The results were phenomenal. Within three months, says Abas, Baby M's revenues grew from $1,000 a month to $100,000 a month, immediately overwhelming her capacity to fulfil orders.

That feat attracted the attention of Google, which has since developed it into an Internet marketing case study.

Shortly after, Abas incorporated Wild Fusion, to do for other businesses what he'd done with Baby M.

Wild Fusion has since grown remarkably, from its founder's first $250, to over a million dollars in revenue in 2012. It is now on course to double that, in 2013.

It was the first Nigerian company to become a Google Adwords partner, and today provides digital marketing and online media-buying services to a client list that includes names like Unilever, Pepsi and Diamond Bank in Nigeria, and Vodafone in Ghana.
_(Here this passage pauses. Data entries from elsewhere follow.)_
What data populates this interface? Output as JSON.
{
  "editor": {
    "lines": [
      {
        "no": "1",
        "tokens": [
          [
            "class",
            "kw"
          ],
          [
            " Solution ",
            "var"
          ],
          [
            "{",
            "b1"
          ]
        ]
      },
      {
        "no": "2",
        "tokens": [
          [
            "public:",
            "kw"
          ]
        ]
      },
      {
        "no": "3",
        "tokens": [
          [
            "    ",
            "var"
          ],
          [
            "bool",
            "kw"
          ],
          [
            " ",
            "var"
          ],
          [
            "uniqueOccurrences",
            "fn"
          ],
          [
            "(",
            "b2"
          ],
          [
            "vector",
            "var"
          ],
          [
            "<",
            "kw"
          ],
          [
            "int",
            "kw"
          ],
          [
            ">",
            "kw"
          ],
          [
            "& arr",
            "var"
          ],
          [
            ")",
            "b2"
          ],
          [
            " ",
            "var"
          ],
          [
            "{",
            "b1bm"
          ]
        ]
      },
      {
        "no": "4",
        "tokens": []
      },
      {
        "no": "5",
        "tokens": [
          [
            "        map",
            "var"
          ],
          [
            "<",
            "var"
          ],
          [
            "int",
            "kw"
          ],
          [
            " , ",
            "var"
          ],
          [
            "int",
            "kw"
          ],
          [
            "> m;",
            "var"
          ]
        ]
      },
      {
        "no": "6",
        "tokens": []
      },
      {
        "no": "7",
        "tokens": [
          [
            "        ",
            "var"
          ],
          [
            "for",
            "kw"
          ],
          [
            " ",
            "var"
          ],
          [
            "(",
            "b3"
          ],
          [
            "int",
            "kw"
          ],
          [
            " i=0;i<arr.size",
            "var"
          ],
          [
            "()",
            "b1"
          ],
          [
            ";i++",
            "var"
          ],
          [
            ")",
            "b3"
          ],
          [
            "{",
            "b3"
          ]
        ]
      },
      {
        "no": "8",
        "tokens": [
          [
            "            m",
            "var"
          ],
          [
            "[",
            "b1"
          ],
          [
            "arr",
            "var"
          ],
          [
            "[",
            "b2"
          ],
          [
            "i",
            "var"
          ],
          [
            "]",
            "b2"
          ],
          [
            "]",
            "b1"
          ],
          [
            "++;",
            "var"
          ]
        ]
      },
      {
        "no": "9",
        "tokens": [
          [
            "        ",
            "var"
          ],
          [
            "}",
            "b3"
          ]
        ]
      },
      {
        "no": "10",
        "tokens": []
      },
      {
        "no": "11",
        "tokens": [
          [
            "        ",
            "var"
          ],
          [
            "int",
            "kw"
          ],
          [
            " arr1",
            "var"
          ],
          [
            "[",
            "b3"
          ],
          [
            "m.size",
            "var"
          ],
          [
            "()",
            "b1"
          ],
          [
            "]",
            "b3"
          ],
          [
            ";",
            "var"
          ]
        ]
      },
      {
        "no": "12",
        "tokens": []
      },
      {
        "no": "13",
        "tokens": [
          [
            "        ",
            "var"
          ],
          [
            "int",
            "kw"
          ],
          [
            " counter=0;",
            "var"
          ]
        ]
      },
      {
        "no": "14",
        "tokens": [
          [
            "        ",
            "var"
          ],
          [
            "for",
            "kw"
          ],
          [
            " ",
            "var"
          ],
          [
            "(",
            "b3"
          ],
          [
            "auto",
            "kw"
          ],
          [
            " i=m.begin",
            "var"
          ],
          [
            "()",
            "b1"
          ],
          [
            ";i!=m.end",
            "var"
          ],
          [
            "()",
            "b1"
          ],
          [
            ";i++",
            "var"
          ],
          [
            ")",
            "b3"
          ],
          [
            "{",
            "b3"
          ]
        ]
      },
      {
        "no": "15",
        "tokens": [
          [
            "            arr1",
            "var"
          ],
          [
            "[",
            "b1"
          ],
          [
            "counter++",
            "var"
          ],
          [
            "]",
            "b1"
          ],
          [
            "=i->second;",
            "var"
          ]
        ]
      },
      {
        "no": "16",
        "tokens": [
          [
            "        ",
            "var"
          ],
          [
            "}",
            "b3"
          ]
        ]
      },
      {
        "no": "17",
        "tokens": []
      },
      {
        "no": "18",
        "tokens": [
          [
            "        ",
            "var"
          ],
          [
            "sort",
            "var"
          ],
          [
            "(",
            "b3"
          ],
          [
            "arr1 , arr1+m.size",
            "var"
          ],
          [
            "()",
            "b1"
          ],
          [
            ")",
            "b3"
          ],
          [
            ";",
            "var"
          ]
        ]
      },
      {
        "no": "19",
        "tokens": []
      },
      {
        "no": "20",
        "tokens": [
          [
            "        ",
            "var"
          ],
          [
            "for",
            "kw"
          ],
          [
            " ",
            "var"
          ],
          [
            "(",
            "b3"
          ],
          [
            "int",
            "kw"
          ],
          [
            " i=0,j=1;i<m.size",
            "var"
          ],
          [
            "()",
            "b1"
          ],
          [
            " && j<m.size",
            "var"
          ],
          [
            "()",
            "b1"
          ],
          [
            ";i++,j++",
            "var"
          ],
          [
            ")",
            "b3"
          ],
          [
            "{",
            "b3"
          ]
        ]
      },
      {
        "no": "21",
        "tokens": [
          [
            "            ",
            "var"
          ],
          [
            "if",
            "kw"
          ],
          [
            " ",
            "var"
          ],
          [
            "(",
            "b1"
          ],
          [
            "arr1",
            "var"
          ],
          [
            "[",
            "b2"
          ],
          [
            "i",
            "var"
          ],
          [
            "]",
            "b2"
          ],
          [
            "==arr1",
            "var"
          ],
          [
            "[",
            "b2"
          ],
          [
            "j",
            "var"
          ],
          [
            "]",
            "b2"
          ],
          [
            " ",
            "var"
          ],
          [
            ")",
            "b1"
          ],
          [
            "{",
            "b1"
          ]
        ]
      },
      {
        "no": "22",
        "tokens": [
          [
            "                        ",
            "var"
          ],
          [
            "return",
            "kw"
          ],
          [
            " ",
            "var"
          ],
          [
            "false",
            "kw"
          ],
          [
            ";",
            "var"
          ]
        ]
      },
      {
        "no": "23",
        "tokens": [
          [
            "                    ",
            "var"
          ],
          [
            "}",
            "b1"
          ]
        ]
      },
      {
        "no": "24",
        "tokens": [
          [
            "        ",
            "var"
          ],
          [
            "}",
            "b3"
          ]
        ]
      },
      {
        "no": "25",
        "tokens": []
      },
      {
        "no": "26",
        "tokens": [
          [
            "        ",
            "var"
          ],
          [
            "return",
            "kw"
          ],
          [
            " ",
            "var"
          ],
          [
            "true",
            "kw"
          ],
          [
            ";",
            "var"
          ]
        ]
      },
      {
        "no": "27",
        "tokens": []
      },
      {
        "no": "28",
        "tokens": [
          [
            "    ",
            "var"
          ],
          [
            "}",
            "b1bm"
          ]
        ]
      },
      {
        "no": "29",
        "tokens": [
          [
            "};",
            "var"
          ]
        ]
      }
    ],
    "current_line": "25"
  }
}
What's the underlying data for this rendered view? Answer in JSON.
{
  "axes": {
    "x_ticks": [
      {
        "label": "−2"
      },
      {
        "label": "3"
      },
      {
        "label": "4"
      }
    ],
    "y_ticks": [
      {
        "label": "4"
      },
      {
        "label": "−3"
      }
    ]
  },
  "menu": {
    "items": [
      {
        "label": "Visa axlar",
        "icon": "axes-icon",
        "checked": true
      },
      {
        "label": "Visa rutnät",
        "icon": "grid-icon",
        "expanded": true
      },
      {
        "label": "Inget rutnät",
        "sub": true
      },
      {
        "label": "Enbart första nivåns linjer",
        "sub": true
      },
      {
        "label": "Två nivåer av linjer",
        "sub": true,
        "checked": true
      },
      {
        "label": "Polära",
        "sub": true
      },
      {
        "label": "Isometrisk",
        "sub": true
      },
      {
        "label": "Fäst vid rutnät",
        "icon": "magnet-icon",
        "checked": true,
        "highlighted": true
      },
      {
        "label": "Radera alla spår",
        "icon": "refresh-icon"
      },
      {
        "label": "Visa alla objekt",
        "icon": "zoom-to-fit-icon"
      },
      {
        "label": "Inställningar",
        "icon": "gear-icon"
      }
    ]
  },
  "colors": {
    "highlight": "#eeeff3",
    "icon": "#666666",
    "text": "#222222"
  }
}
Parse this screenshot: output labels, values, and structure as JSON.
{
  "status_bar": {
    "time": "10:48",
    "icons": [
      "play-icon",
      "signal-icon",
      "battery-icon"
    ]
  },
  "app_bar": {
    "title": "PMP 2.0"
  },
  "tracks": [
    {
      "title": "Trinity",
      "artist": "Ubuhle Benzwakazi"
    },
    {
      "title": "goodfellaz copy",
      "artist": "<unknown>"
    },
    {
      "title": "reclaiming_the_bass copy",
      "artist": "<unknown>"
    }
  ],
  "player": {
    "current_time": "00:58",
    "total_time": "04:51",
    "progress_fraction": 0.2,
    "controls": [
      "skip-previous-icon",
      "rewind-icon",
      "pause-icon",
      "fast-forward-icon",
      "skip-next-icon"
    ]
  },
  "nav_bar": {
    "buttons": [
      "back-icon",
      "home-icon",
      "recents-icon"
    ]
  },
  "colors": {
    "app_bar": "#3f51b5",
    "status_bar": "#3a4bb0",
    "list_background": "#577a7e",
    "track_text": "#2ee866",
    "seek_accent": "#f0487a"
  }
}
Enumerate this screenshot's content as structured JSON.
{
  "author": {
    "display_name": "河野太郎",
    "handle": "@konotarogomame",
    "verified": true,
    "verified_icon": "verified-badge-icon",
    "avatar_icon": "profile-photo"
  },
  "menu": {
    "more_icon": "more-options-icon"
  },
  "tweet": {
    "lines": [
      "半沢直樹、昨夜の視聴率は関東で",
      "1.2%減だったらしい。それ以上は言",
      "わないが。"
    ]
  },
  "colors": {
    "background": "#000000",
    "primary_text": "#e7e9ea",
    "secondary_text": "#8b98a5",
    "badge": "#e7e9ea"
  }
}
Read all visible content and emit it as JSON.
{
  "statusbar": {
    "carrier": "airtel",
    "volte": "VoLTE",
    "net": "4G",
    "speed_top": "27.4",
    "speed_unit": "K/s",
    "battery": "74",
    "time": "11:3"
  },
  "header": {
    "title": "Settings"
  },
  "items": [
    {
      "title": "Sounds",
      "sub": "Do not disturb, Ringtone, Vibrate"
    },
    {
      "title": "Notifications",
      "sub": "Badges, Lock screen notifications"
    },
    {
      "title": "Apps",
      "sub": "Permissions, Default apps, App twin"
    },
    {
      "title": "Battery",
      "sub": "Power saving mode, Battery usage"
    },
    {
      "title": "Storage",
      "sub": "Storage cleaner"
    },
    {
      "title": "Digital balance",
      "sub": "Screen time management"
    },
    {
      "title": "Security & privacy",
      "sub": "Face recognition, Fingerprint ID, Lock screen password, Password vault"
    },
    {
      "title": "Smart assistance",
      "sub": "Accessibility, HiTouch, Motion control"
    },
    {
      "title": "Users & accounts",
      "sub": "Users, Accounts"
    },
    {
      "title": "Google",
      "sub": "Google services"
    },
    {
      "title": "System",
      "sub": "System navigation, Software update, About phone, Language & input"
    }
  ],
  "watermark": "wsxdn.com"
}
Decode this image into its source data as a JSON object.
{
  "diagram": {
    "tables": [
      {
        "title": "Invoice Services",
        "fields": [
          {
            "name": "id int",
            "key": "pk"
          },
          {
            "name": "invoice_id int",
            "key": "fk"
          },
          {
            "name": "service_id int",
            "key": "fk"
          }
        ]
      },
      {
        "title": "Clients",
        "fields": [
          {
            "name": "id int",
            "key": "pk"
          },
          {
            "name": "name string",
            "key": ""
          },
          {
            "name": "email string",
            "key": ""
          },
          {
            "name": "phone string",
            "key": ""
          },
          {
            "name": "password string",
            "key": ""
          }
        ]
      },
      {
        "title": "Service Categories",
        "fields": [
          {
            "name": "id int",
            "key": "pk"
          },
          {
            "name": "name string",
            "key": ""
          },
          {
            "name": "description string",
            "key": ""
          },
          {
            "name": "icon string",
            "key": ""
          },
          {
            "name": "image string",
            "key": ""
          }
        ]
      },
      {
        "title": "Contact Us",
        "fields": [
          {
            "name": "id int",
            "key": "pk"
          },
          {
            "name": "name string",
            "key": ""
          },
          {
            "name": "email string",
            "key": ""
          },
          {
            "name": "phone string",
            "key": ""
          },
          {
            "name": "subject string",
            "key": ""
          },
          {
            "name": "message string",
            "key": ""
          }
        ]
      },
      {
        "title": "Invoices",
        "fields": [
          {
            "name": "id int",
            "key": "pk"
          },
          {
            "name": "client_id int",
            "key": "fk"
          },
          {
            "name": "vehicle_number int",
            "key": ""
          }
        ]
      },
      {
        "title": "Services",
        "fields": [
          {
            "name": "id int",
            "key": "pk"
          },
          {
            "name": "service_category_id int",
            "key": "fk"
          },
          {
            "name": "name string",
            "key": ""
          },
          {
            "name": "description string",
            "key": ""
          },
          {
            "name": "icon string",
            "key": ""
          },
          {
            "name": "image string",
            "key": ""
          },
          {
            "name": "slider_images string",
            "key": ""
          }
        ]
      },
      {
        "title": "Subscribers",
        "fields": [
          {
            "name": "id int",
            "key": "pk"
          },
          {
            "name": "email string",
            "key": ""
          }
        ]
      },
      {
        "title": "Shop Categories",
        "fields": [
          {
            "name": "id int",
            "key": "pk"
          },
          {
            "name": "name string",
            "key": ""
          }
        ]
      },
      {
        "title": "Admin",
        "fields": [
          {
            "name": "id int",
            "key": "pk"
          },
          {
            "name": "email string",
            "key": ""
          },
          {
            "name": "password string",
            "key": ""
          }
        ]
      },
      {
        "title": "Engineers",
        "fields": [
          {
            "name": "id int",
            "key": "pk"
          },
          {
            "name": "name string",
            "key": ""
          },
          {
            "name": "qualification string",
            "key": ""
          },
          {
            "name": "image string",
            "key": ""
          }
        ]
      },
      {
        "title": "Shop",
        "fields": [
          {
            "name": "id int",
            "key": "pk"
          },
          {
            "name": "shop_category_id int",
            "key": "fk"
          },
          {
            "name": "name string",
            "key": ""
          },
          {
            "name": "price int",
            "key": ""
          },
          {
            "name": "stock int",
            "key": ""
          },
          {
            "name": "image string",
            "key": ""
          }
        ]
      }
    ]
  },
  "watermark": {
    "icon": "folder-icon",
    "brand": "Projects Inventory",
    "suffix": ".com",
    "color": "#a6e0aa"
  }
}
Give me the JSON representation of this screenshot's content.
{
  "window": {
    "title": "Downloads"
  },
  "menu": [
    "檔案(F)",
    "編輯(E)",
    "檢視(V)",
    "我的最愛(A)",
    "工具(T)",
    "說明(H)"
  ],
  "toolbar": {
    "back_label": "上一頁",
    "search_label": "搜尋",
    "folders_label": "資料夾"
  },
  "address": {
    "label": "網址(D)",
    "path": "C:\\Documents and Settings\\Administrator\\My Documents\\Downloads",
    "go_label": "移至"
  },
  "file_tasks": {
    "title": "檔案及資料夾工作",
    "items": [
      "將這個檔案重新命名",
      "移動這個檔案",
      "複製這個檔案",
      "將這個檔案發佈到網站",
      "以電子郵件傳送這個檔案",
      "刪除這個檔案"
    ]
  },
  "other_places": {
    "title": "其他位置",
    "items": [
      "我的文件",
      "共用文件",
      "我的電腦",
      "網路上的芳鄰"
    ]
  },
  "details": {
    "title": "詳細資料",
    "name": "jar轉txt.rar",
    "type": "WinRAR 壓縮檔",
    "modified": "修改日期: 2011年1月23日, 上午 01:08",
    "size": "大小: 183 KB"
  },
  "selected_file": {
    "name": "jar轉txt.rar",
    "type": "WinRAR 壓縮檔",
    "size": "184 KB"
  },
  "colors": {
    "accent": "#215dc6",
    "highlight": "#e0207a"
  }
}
While global corporate spending on traditional mediums (TV, radio, print) has either declined or stagnated in the last few years, Internet advertising budgets have steadily grown, and will continue to, into the near future.

The shift is beginning to be noticeable in Nigeria, and everyone -- from banks to beer companies -- is now seeking to actively engage consumers on the Internet.

According to the International Telecommunications Union (ITU), Africa's 27 per cent average annual growth (2009 - 2013) in household Internet penetration is almost double that of the next fastest contender, Asia and the Pacific. Africa is also the world's fastest growing market for mobile broadband.

Wild Fusion has just opened a country office, in Nairobi, Kenya; its third, after Nigeria and Ghana.

It is also currently building its first proprietary technology, which it plans to license to small businesses and which will provide them with an easy-to-use interface for deploying online advertising.

In five years Abas envisions offices across Africa, and annual revenues of $100 million.